Good news for veterans. If you have honorably served your country and are looking for work, drop your rifle and grab a shovel. President Obama has a job for you.

Last week, the White House proposed a new jobs program for unemployed veterans. The Veterans Jobs Corps (VJC) seeks to spend $1 billion to find work for 20,000 former servicemen. Interior Secretary Kenneth L. Salazar said the program was modeled on the Civilian Conservation Corps. Like the Depression-era program, the VJC will focus on jobs such as maintaining parkland and other unskilled labor. The proposal follows Mr. Obama’s suggestion in the State of the Union address that we “do some nation-building right here at home.”

This accurately reflects Mr. Obama’s worldview when it comes to veterans. Liberals in general tend to think people join the military only as a last resort. They feel military service is better left to the uneducated, the unimaginative or people desperate to escape crushing poverty. Veterans are the poor unfortunates who had no other options in life than to put on the uniform and be sent to fight unpopular, unnecessary wars. In fact, most veterans are better educated than their peers and have a variety of useful skills that make them very attractive to employers. The last thing they need is White House pity.

The plan responds to a crisis that does not exist.

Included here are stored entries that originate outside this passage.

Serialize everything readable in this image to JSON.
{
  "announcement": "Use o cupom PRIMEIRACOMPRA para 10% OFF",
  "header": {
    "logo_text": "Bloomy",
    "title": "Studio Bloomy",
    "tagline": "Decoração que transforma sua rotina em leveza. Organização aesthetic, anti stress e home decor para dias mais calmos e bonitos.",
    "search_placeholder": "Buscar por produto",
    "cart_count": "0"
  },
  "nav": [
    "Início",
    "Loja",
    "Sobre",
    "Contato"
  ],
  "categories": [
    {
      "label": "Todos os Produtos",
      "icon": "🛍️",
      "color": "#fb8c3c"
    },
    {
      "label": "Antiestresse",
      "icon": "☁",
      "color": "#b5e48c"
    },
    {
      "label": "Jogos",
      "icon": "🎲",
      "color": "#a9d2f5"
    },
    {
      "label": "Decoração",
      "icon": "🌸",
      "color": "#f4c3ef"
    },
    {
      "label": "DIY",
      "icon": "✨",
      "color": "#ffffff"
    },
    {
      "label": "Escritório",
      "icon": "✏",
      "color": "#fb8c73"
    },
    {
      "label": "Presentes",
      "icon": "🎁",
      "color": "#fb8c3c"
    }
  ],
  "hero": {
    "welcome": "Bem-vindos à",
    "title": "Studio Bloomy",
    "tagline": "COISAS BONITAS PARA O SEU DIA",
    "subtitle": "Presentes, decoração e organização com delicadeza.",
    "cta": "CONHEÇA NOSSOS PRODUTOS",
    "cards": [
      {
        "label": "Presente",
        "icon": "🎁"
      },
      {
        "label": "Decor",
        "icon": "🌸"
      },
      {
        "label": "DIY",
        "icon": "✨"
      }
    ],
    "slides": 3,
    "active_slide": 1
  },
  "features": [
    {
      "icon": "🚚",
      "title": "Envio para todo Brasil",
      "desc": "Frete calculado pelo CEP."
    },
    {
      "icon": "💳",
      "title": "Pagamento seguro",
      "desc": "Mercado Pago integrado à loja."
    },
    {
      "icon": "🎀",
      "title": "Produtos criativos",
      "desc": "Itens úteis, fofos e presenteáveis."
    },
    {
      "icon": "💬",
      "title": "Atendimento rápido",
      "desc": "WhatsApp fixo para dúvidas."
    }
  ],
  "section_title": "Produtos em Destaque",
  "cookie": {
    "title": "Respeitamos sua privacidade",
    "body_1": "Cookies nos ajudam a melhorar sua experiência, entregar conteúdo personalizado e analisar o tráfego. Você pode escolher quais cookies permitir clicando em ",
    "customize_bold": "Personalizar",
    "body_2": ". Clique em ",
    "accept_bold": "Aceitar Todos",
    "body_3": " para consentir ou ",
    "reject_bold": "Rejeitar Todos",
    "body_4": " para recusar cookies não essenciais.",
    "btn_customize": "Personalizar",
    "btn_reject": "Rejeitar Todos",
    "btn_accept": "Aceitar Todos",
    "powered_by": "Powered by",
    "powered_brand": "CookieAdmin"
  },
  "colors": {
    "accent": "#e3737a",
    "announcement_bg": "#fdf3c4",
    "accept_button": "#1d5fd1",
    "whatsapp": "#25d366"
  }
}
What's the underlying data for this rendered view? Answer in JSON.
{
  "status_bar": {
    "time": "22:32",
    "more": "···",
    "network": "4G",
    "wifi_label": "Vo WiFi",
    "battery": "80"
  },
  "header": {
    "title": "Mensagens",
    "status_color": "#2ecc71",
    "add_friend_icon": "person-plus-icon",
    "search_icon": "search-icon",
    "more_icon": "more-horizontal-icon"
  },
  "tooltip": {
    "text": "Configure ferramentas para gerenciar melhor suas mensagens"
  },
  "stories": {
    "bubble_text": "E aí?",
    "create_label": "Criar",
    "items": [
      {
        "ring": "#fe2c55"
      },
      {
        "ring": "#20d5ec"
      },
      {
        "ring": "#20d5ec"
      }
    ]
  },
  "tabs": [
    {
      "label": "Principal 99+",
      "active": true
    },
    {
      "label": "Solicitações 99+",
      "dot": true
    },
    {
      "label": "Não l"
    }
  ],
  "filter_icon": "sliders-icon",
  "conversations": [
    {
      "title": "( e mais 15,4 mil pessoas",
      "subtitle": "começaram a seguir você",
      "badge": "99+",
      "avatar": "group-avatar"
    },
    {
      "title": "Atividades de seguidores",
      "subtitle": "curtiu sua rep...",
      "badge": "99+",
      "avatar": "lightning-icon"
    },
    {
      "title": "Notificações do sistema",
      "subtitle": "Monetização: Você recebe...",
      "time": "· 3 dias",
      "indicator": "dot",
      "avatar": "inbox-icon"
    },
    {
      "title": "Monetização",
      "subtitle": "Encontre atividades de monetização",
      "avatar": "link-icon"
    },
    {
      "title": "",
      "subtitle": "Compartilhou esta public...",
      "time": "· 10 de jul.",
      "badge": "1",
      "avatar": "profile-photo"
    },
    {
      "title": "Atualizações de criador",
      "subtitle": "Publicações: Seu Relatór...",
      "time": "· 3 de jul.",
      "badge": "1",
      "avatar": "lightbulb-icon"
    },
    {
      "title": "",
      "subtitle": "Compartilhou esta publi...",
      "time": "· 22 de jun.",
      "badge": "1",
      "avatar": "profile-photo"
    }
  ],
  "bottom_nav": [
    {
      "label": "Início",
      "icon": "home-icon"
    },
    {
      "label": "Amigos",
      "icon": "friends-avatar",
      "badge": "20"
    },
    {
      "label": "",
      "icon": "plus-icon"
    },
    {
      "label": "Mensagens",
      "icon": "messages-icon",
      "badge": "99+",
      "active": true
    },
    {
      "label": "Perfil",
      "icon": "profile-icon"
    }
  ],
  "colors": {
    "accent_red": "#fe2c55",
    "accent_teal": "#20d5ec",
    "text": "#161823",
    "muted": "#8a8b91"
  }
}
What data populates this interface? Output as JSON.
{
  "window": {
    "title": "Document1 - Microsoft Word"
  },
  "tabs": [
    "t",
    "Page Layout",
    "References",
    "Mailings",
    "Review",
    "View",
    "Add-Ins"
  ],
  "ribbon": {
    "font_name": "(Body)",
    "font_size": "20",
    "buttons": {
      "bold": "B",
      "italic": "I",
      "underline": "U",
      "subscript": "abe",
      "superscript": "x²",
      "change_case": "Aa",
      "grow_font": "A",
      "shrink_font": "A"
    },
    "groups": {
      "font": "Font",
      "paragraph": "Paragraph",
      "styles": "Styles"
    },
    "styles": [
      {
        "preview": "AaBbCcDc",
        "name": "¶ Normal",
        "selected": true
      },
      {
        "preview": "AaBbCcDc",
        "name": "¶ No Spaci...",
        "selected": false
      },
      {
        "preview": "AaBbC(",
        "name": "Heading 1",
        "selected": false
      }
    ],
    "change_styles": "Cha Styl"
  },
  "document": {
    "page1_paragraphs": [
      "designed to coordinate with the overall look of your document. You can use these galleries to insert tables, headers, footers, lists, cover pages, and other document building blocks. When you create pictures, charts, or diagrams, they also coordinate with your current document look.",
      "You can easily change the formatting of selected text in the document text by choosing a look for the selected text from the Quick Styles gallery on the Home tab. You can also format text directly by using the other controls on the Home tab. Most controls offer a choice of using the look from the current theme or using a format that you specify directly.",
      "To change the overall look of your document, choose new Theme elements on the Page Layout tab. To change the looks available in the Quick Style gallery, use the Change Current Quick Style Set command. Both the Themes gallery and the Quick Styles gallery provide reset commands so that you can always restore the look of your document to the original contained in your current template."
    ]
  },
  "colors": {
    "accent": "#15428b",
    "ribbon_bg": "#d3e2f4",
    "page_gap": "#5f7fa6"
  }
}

The Labor Department reported in January that unemployment among veterans is tracking just 0.4 percent above the general unemployment rate, but even this slight variation is a statistical fluke. A March 2011 study by the Bureau of Labor Statistics showed that veterans experience higher-than-normal unemployment rates during their first year out of service, when they are getting their feet on the ground. After 24 months out of uniform, veterans are unemployed at half the rate of their civilian counterparts. It is hard to see what the VJC is supposed to accomplish other than provide a new way to spend money the government does not have.

The program’s expectations are highly unrealistic. The proposed billion-dollar budget averages out to $50,000 per job, for one year, excluding substantial government overheard costs. Experience with Mr. Obama’s “stimulus” program shows that such government-created jobs cost a quarter-million dollars more for each, so at that rate, the plan would underwrite just 4,000 veterans. It would hardly make a dent in the overall unemployment problem and certainly is not worth the public having to take on another billion dollars of debt.

Politics plays an inordinate role here. In November, Congress passed a bipartisan measure providing tax credits to businesses that hire veterans. The credit was “paid for” by delaying a planned reduction in fees on home loans for vets guaranteed by the Department of Veterans Affairs. This “Rob Peter to pay Paul” budget strategy is designed solely to give politicians bragging rights. Mr. Obama has not even bothered to suggest how he hopes to pay for the VJC, but the urgent necessity for living within the nation’s means has never stopped him before.